Starting in version 1.3.0, the add-on provides a monitoring dashboard that lets you quickly spot possible issues in the ingest process:
SQS message by event type¶
This is a time chart that shows SQS messages received by the add-on in one hour. Based on the batch folder that SQS message points to, the graph splits messages by color to different kinds: data, aidmaster, managedassets, notmanaged, appinfo, and userinfo.
S3 located event files versus event files received in SQS notifications¶
This time chart uses information collected by “CrowdStrike FDR S3 bucket monitor” input. It compares the list of batches found in your S3 bucket with the list of batches that the add-on receives in SQS messages. Batches that have not yet been received in SQS messages are marked as “Missed”. Depending on the size of the event backlog and ingestion rate of the Splunk environment, the timechart can show the maximum number of missed batches in the immediate past, showing fewer messages for older batches. There should be no missed batches shown earlier than some period into the past from current time.
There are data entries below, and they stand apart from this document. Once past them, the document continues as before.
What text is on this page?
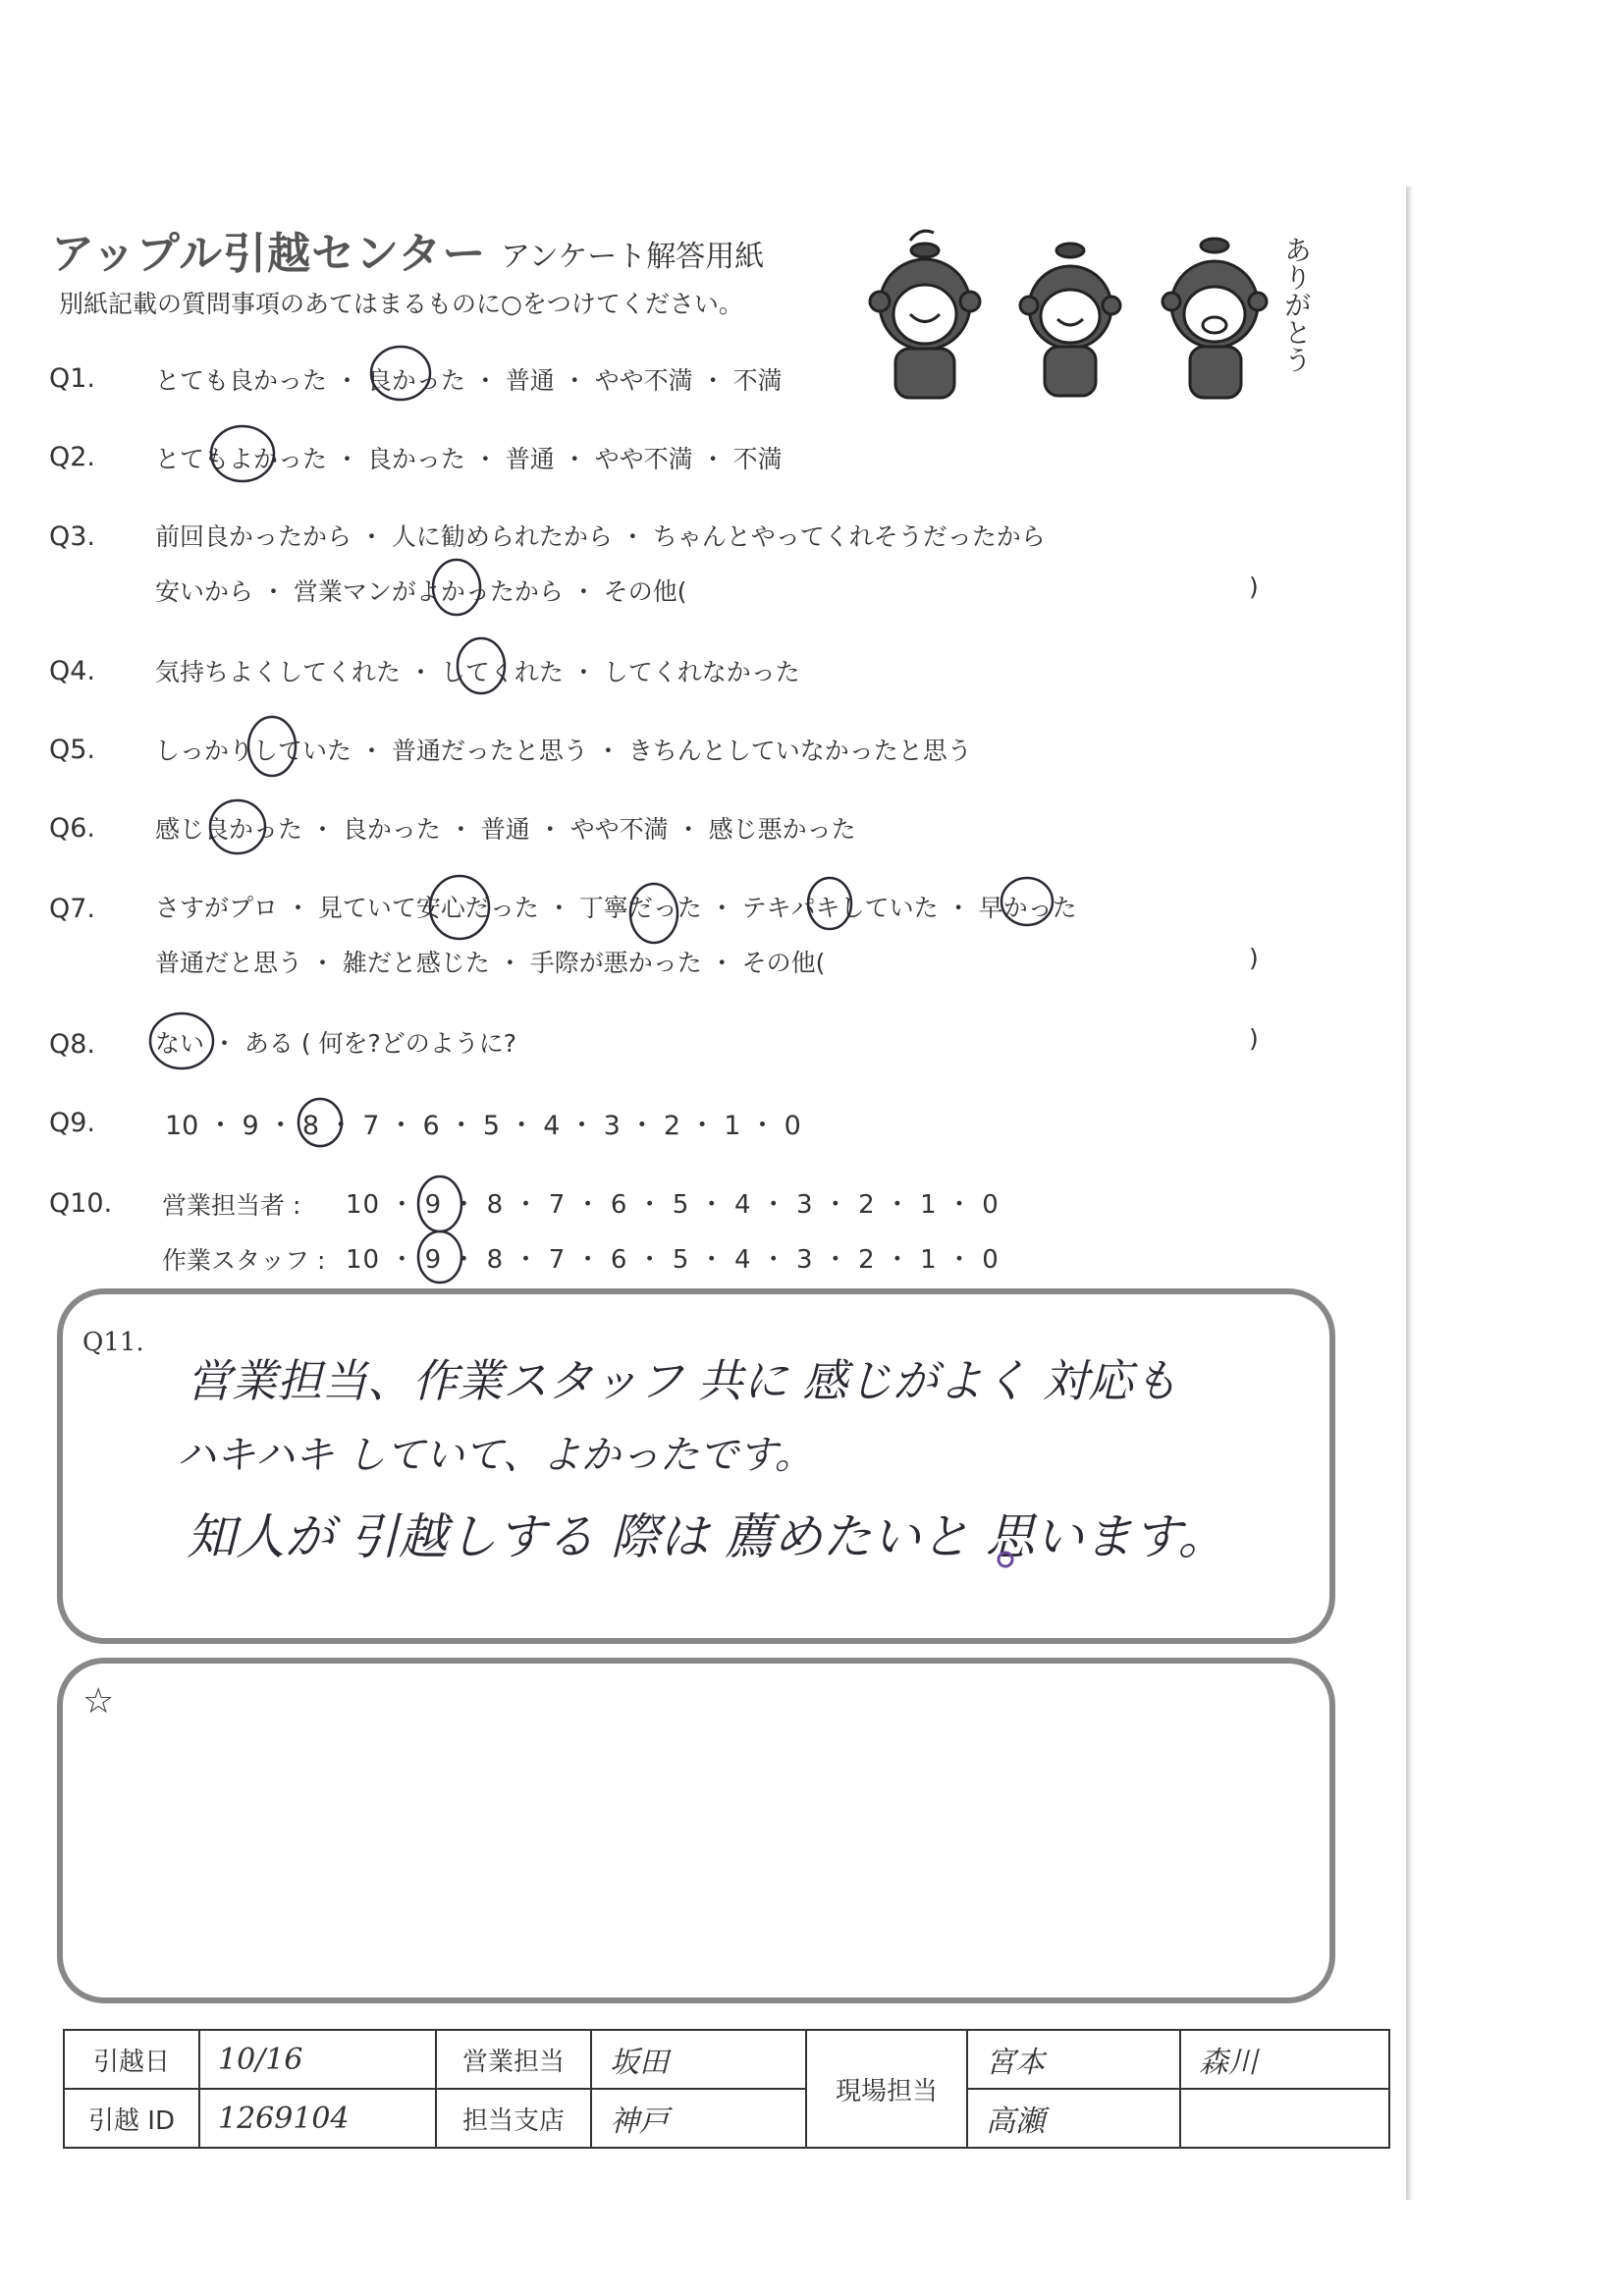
アップル引越センター アンケート解答用紙
別紙記載の質問事項のあてはまるものに○をつけてください。	ありがとう
Q1. とても良かった ・ 良かった ・ 普通 ・ やや不満 ・ 不満
Q2. とてもよかった ・ 良かった ・ 普通 ・ やや不満 ・ 不満
Q3. 前回良かったから ・ 人に勧められたから ・ ちゃんとやってくれそうだったから
安いから ・ 営業マンがよかったから ・ その他(	)
Q4. 気持ちよくしてくれた ・ してくれた ・ してくれなかった
Q5. しっかりしていた ・ 普通だったと思う ・ きちんとしていなかったと思う
Q6. 感じ良かった ・ 良かった ・ 普通 ・ やや不満 ・ 感じ悪かった
Q7. さすがプロ ・ 見ていて安心だった ・ 丁寧だった ・ テキパキしていた ・ 早かった
普通だと思う ・ 雑だと感じた ・ 手際が悪かった ・ その他(	)
Q8. ない ・ ある ( 何を?どのように?	)
Q9.	10 ・ 9 ・ 8 ・ 7 ・ 6 ・ 5 ・ 4 ・ 3 ・ 2 ・ 1 ・ 0
Q10. 営業担当者 : 10 ・ 9 ・ 8 ・ 7 ・ 6 ・ 5 ・ 4 ・ 3 ・ 2 ・ 1 ・ 0
作業スタッフ : 10 ・ 9 ・ 8 ・ 7 ・ 6 ・ 5 ・ 4 ・ 3 ・ 2 ・ 1 ・ 0
Q11.
営業担当、作業スタッフ 共に 感じがよく 対応も
ハキハキ していて、よかったです。
知人が 引越しする 際は 薦めたいと 思います。
☆
引越日	10/16	営業担当	坂田	現場担当	宮本	森川
引越 ID	1269104	担当支店	神戸		高瀬	
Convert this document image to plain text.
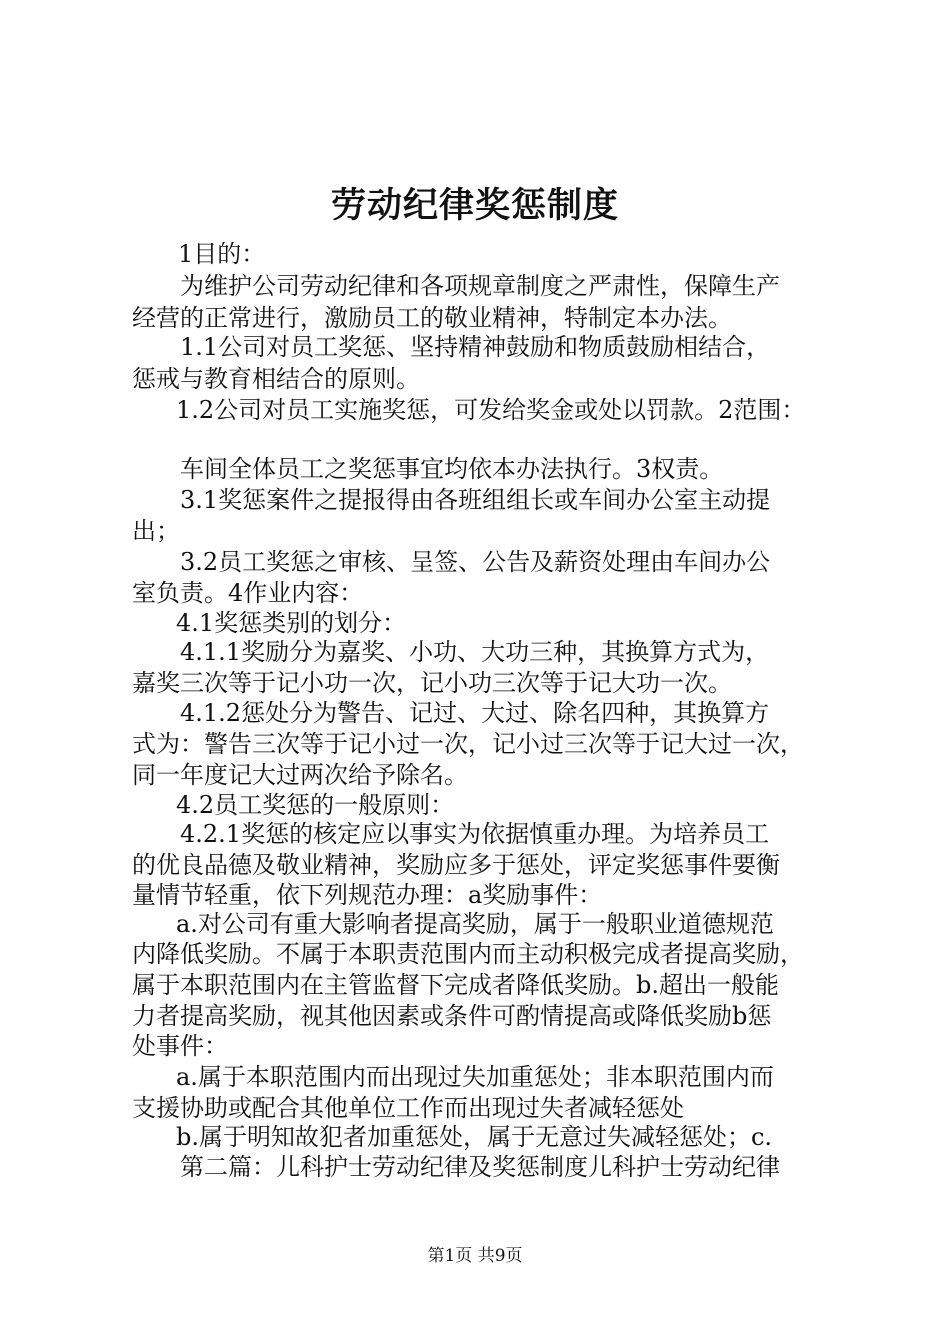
劳动纪律奖惩制度

1目的：

为维护公司劳动纪律和各项规章制度之严肃性，保障生产

经营的正常进行，激励员工的敬业精神，特制定本办法。

1.1公司对员工奖惩、坚持精神鼓励和物质鼓励相结合，

惩戒与教育相结合的原则。

1.2公司对员工实施奖惩，可发给奖金或处以罚款。2范围：

车间全体员工之奖惩事宜均依本办法执行。3权责。

3.1奖惩案件之提报得由各班组组长或车间办公室主动提

出；

3.2员工奖惩之审核、呈签、公告及薪资处理由车间办公

室负责。4作业内容：

4.1奖惩类别的划分：

4.1.1奖励分为嘉奖、小功、大功三种，其换算方式为，

嘉奖三次等于记小功一次，记小功三次等于记大功一次。

4.1.2惩处分为警告、记过、大过、除名四种，其换算方

式为：警告三次等于记小过一次，记小过三次等于记大过一次，

同一年度记大过两次给予除名。

4.2员工奖惩的一般原则：

4.2.1奖惩的核定应以事实为依据慎重办理。为培养员工

的优良品德及敬业精神，奖励应多于惩处，评定奖惩事件要衡

量情节轻重，依下列规范办理：a奖励事件：

a.对公司有重大影响者提高奖励，属于一般职业道德规范

内降低奖励。不属于本职责范围内而主动积极完成者提高奖励，

属于本职范围内在主管监督下完成者降低奖励。b.超出一般能

力者提高奖励，视其他因素或条件可酌情提高或降低奖励b惩

处事件：

a.属于本职范围内而出现过失加重惩处；非本职范围内而

支援协助或配合其他单位工作而出现过失者减轻惩处

b.属于明知故犯者加重惩处，属于无意过失减轻惩处；c.

第二篇：儿科护士劳动纪律及奖惩制度儿科护士劳动纪律

第1页 共9页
If you find missed batches in the past, there may be another unknown process consuming SQS events from the same CrowdStrike feed.
Batches seen by the add-on in SQS messages are marked as “Notified”. Missed and Notified batches are split into types j so that in the timechart legend one can see, for example, “Missed aidmaster” or/and “Notified data”
Bucket resources ingest by stage¶
This shows ingestion stages of event files received by the add-on in SQS messages to help make sure that events from batch files received in SQS messages appear in Splunk index by checking source property of ingested events (all CrowdStrike events have S3 bucket resource url they originate from as their source value). If events from a corresponding event file are not yet visible at the Splunk index, the add-on tries to show the ingestion stage of this file based on add-on logs:
- Skipped: Means that the whole SQS message containing this event file was ignored. This can happen because this type of event was not selected for ingestion or because an “Ignore SQS messages older than” parameter was configured and the SQS message is too old to be ingested.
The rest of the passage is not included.